NHS compensation to misdiagnosed patients rises to £98 million
NHS payouts to patients whose conditions were misdiagnosed by medics increased by three-quarters in the last year to nearly £100 million.
Compensation paid to people whose illnesses were not spotted or were detected too late soared from £56 million in 2009-10 to more than £98 million in 2010-11.
Nearly one in ten of the 1,204 successful cases brought against NHS trusts last year related to health staff failing to diagnose cancer, figures released by the NHS Litigation Authority (NHSLA) in response to a Freedom of Information request show.
The number of successful misdiagnosis claims increased by nearly 80% in the five years from 2006-07, when there were 681 claims resulting in compensation totalling just under £50 million.
Ministers have blamed “no-win, no-fee” conditional fee agreements for a sharp rise in the cost to the NHS of defending and settling legal proceedings brought for negligence.

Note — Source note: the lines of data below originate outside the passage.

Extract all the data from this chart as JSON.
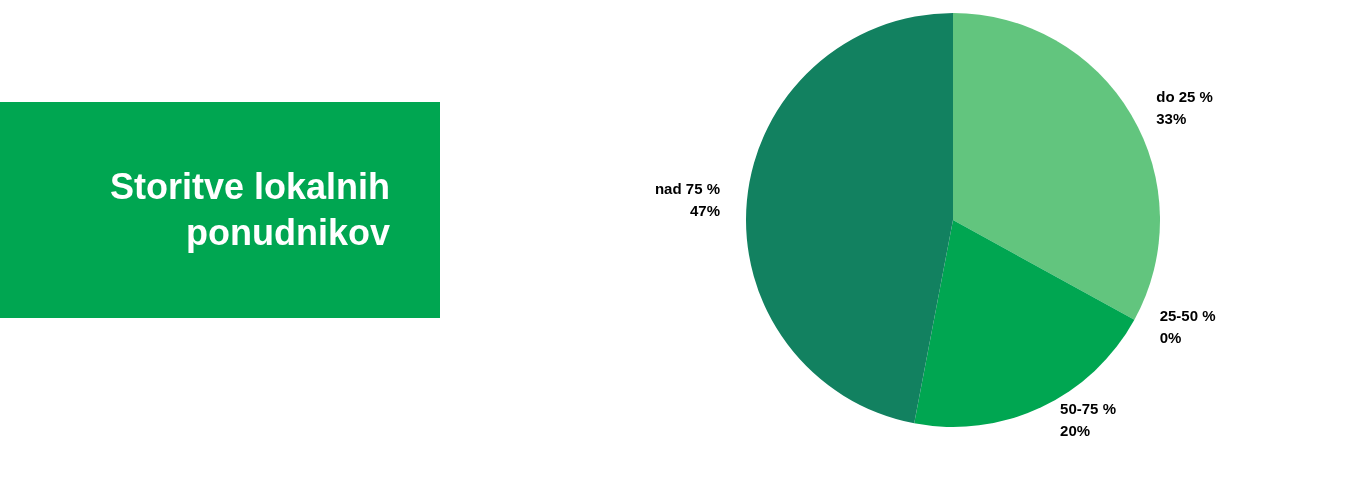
{
  "chart_data": {
    "type": "pie",
    "title": "Storitve lokalnih ponudnikov",
    "categories": [
      "do 25 %",
      "25-50 %",
      "50-75 %",
      "nad 75 %"
    ],
    "values": [
      33,
      0,
      20,
      47
    ],
    "colors": [
      "#62c57e",
      "#3cb371",
      "#00a651",
      "#128160"
    ],
    "value_labels": [
      "33%",
      "0%",
      "20%",
      "47%"
    ],
    "legend": false
  }
}
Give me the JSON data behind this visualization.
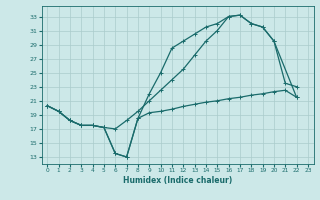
{
  "xlabel": "Humidex (Indice chaleur)",
  "bg_color": "#cce8e8",
  "grid_color": "#aacccc",
  "line_color": "#1a6b6b",
  "xlim": [
    -0.5,
    23.5
  ],
  "ylim": [
    12,
    34.5
  ],
  "yticks": [
    13,
    15,
    17,
    19,
    21,
    23,
    25,
    27,
    29,
    31,
    33
  ],
  "xticks": [
    0,
    1,
    2,
    3,
    4,
    5,
    6,
    7,
    8,
    9,
    10,
    11,
    12,
    13,
    14,
    15,
    16,
    17,
    18,
    19,
    20,
    21,
    22,
    23
  ],
  "line1_x": [
    0,
    1,
    2,
    3,
    4,
    5,
    6,
    7,
    8,
    9,
    10,
    11,
    12,
    13,
    14,
    15,
    16,
    17,
    18,
    19,
    20,
    22
  ],
  "line1_y": [
    20.3,
    19.5,
    18.2,
    17.5,
    17.5,
    17.2,
    17.0,
    18.2,
    19.5,
    21.0,
    22.5,
    24.0,
    25.5,
    27.5,
    29.5,
    31.0,
    33.0,
    33.2,
    32.0,
    31.5,
    29.5,
    21.5
  ],
  "line2_x": [
    0,
    1,
    2,
    3,
    4,
    5,
    6,
    7,
    8,
    9,
    10,
    11,
    12,
    13,
    14,
    15,
    16,
    17,
    18,
    19,
    20,
    21,
    22
  ],
  "line2_y": [
    20.3,
    19.5,
    18.2,
    17.5,
    17.5,
    17.2,
    13.5,
    13.0,
    18.5,
    22.0,
    25.0,
    28.5,
    29.5,
    30.5,
    31.5,
    32.0,
    33.0,
    33.2,
    32.0,
    31.5,
    29.5,
    23.5,
    23.0
  ],
  "line3_x": [
    0,
    1,
    2,
    3,
    4,
    5,
    6,
    7,
    8,
    9,
    10,
    11,
    12,
    13,
    14,
    15,
    16,
    17,
    18,
    19,
    20,
    21,
    22
  ],
  "line3_y": [
    20.3,
    19.5,
    18.2,
    17.5,
    17.5,
    17.2,
    13.5,
    13.0,
    18.5,
    19.3,
    19.5,
    19.8,
    20.2,
    20.5,
    20.8,
    21.0,
    21.3,
    21.5,
    21.8,
    22.0,
    22.3,
    22.5,
    21.5
  ]
}
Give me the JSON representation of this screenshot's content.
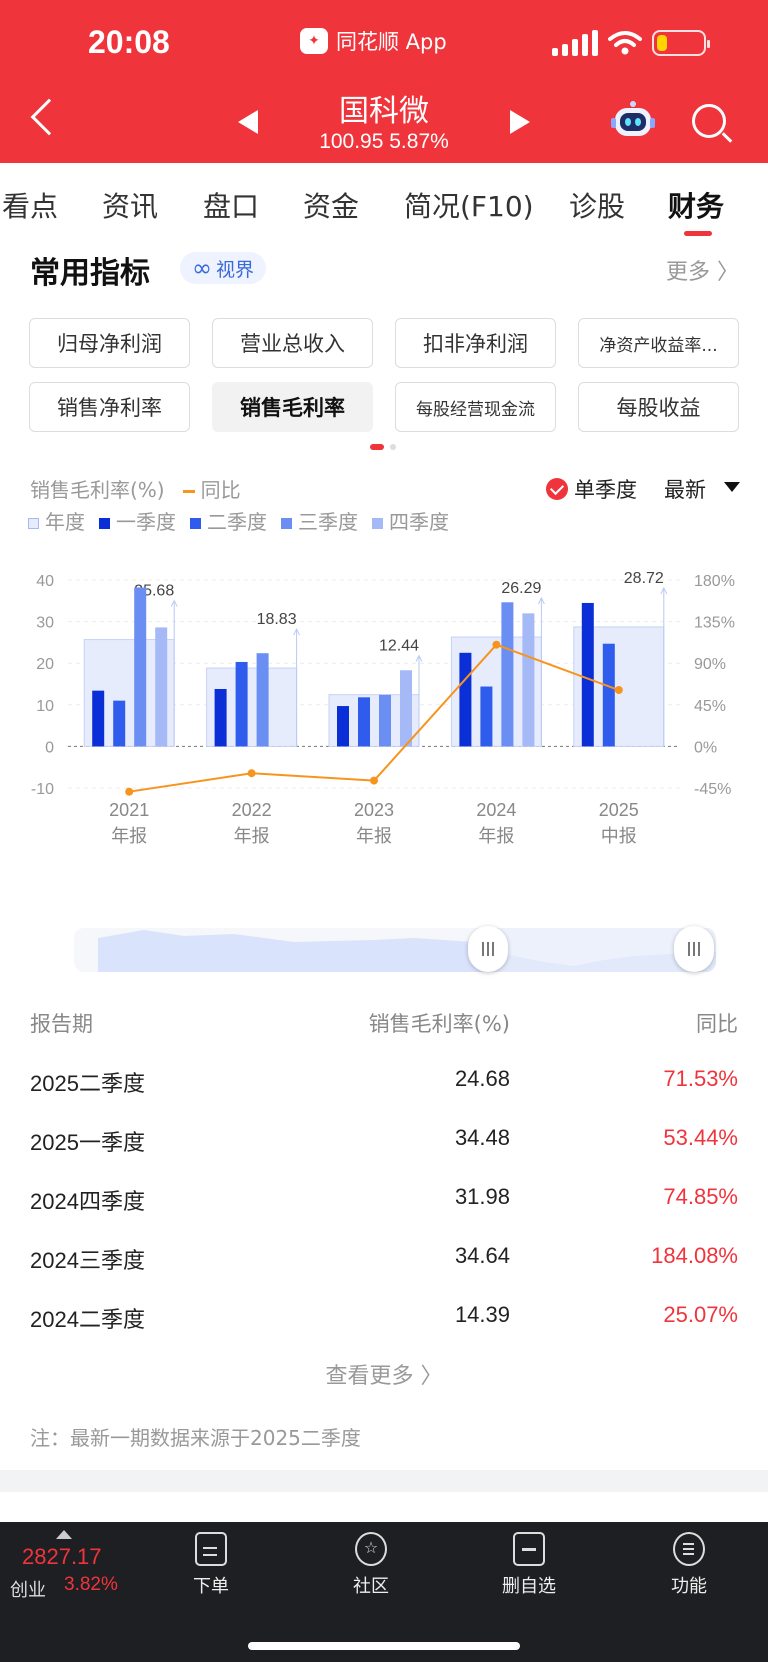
{
  "status_bar": {
    "time": "20:08",
    "app_name": "同花顺 App"
  },
  "stock": {
    "name": "国科微",
    "quote": "100.95 5.87%"
  },
  "tabs": [
    "看点",
    "资讯",
    "盘口",
    "资金",
    "简况(F10)",
    "诊股",
    "财务"
  ],
  "active_tab": "财务",
  "section": {
    "title": "常用指标",
    "badge": "视界",
    "more": "更多 〉"
  },
  "chips": [
    "归母净利润",
    "营业总收入",
    "扣非净利润",
    "净资产收益率...",
    "销售净利率",
    "销售毛利率",
    "每股经营现金流",
    "每股收益"
  ],
  "active_chip": "销售毛利率",
  "legend": {
    "metric": "销售毛利率(%)",
    "yoy": "同比",
    "annual": "年度",
    "q1": "一季度",
    "q2": "二季度",
    "q3": "三季度",
    "q4": "四季度",
    "single_quarter": "单季度",
    "latest": "最新"
  },
  "colors": {
    "brand_red": "#f0343c",
    "q1": "#0b2fd6",
    "q2": "#2f5cec",
    "q3": "#6b8ef3",
    "q4": "#a4b9f6",
    "annual_fill": "#e6ecfc",
    "yoy_line": "#f7941d"
  },
  "chart_data": {
    "type": "bar",
    "categories": [
      "2021\n年报",
      "2022\n年报",
      "2023\n年报",
      "2024\n年报",
      "2025\n中报"
    ],
    "annual": [
      25.68,
      18.83,
      12.44,
      26.29,
      28.72
    ],
    "series": [
      {
        "name": "一季度",
        "values": [
          13.4,
          13.8,
          9.7,
          22.5,
          34.48
        ]
      },
      {
        "name": "二季度",
        "values": [
          11.0,
          20.3,
          11.8,
          14.39,
          24.68
        ]
      },
      {
        "name": "三季度",
        "values": [
          38.2,
          22.4,
          12.4,
          34.64,
          null
        ]
      },
      {
        "name": "四季度",
        "values": [
          28.6,
          null,
          18.3,
          31.98,
          null
        ]
      }
    ],
    "yoy": [
      -49,
      -29,
      -37,
      110,
      61
    ],
    "yticks_left": [
      "40",
      "30",
      "20",
      "10",
      "0",
      "-10"
    ],
    "yticks_right": [
      "180%",
      "135%",
      "90%",
      "45%",
      "0%",
      "-45%"
    ],
    "ylim": [
      -10,
      40
    ],
    "ylim_right": [
      -45,
      180
    ]
  },
  "table": {
    "headers": [
      "报告期",
      "销售毛利率(%)",
      "同比"
    ],
    "rows": [
      {
        "period": "2025二季度",
        "value": "24.68",
        "yoy": "71.53%"
      },
      {
        "period": "2025一季度",
        "value": "34.48",
        "yoy": "53.44%"
      },
      {
        "period": "2024四季度",
        "value": "31.98",
        "yoy": "74.85%"
      },
      {
        "period": "2024三季度",
        "value": "34.64",
        "yoy": "184.08%"
      },
      {
        "period": "2024二季度",
        "value": "14.39",
        "yoy": "25.07%"
      }
    ],
    "view_more": "查看更多 〉",
    "note": "注：最新一期数据来源于2025二季度"
  },
  "bottom_bar": {
    "index_value": "2827.17",
    "index_name": "创业",
    "index_pct": "3.82%",
    "items": [
      "下单",
      "社区",
      "删自选",
      "功能"
    ]
  }
}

In January Ken Clarke, the Justice Secretary, hit out at the “extraordinary” increase in payments to lawyers acting for medical negligence victims.
The biggest single misdiagnosis payout since 2006 was £4.1 million, although there were another eight cases where the damages were more than £2 million, the NHSLA figures show.
These are typically cases where the patient was permanently disabled and will need costly care for the rest of their life.
The largest compensation sum paid for a cancer diagnosis mistake was £959,000, with a further 12 payments of £300,000 or more.
A Department of Health spokesman said: “Unsafe care will not be tolerated in a modern NHS. The vast majority of the millions of people seen by the NHS every year do get good quality, safe and effective care. However, if patients do not receive the treatment they should and mistakes are made, it is right that they are entitled to seek compensation.
“It is truly regrettable that an extremely small minority of cases lead to patients being negligently harmed and any compensation paid is based upon the individual circumstances of each case.”